I think your problem is that you also need to specify which variable is constant for your partial derivative. For example, you could express A as a function of V and h, say:

$A = f(V, h)$

And then you could calculate $\partial A/\partial V = \partial f/\partial V$ where h is held constant.

But, you could also find:

$A = g(V, a)$

And then you could calculate $\partial A/\partial V= \partial g/\partial V$ where a is held constant. And these would be different functions with different numerical values.

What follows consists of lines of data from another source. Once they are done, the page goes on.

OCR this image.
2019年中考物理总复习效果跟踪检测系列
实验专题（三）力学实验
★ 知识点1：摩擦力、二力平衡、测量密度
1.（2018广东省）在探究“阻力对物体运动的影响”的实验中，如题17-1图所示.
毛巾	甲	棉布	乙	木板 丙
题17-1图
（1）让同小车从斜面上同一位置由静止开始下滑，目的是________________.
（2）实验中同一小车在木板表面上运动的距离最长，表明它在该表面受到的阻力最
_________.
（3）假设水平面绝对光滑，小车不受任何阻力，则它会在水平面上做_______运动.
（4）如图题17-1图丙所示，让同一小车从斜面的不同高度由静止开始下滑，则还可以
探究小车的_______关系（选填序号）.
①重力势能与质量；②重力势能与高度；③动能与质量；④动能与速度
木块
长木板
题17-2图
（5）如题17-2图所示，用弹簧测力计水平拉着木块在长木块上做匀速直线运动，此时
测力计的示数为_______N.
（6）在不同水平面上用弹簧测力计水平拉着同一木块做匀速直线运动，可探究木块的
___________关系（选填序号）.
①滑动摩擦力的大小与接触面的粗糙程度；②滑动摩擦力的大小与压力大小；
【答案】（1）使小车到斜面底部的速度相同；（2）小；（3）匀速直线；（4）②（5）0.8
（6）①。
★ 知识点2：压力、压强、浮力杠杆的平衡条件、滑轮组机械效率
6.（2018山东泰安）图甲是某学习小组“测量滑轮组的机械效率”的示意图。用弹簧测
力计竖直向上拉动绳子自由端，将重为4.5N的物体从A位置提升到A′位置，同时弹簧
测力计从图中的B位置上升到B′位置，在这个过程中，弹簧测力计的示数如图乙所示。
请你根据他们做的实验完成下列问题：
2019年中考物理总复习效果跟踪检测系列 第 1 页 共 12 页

Or, you could hold $a/h$ constant etc.

That's why I assumed it was a fixed sphere, when you have V as a function of A with no other independent variables and can find $\frac{dA}{dV}$

15. Dec 19, 2014

Ray Vickson

Your question is not well-defined (as many others have also indicated). However, it is not very difficult to extract answers to more pointed questions. We have
$$\Delta A = 2 \pi a \, \Delta a + 2 \pi h \, \Delta h, \\ \Delta V = \pi h a \, \Delta a + \frac{\pi}{2}(a^2+h^2) \, \Delta h \\ \text{so}\\ \frac{\Delta A}{\Delta V} = \frac{2 \pi a \, \Delta a + 2 \pi h \, \Delta h}{\pi h a \, \Delta a + (\pi /2)(a^2+h^2) \, \Delta h}$$
This implies the following.
(1) If $a$ is a function of $h$ we get
$$\frac{dA}{dV} = \frac{2 \pi a (da/dh) + 2 \pi h}{\pi h a (da/dh) + (\pi/2) (a^2 + h^2)}$$
(2) If $h$ is a function of $a$ we get
$$\frac{dA}{dV} = \frac{2 \pi a+ 2 \pi h (dh/da)}{\pi h a + (\pi/2)(a^2+h^2) (dh/da)}$$
(3) If $h$ is a constant, the derivative $(dA/dV)_h$ --which is Thermodynamics-style notation, indicating that $h$ is held constant--has the form
$$\left( \frac{d A}{d V} \right)_{h} = \frac{ 2 \pi a}{\pi h a}.$$
(4) If $a$ is a constant, the derivative $(dA/dV)_a$ is
$$\left( \frac{dA}{dV}\right)_a = \frac{2 \pi h}{(\pi/2)(a^2+h^2)}$$

You get many different answers, depending on what you mean by the question to begin with.